For all intents and purposes, Moscow is the font of global dirty dealing and violence. There is nothing here that conflicts with the crude anti-Russian propaganda of the media that forms part of the escalating military provocations of the US-UK political establishment.
In general, there is little in the movie or book that flows against the stream. Both White-Amini and le Carré take for granted that which most needs to be criticized: the geopolitical situation as viewed from London and Washington, the framework of the “war on terror,” the presentation of Russia as a dangerous aggressor, etc.
In contrast to some of le Carré’s early works, The Spy Who Came in From the Cold and others, which took upon themselves disabusing the public of some of the myths of the Cold War, Our Kind of Traitor challenges no important element of contemporary official public opinion.
Swindling and money laundering and fortunes made from financial fraud were not invented by Russians. In any event, these are not errant practices that occur due to the lack of government oversight or the buying-off of government officials, but reflect an objective stage in the decay and decline of capitalism. The scandal unleashed by the recent exposure of the “Panama Papers” demonstrates that rampant criminality is at the heart of today’s global profit system.
The distorted, conformist view of things, the acceptance of far too many chunks of British and US foreign policy, render the filmmakers incapable of establishing a serious dramatic foundation.

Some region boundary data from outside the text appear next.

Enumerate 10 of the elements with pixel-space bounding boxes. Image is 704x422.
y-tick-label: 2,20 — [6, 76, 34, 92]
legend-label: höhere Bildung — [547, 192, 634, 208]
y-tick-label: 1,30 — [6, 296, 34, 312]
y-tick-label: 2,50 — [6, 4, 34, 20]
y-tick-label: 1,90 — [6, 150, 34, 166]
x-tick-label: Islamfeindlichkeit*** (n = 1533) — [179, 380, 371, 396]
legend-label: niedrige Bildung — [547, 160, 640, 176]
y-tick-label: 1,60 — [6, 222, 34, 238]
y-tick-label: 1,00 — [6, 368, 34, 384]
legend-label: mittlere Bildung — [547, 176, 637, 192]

The fundamental laziness passes on into the story-telling. White and Amini fail to make credible, for example, how a mild-mannered academic could transform himself so easily into a secret agent with killing skills.
Our Kind of Traitor tends to offer diversions to draw attention away from a predictable and sometime implausible script: Skarsgard’s charismatic performance blankets the movie; the twin girls, orphaned by the assassinations of their parents and sister in the film’s first sequence, are irresistible; moody cinematography and various exotic locales are further attractions.
In the end, the picture in Our Kind of Traitor of Russian gangsters infiltrating the hallowed chambers of the British political and banking system is the world turned upside down. White and company are criticizing the ethics of a European elite that in a globalized environment is allowing the barbarians to overrun civilization. A more clear-sighted and objective approach might be: the American and European ruling elites are throwing their weight around more than ever and fomenting bloodbaths all over the planet.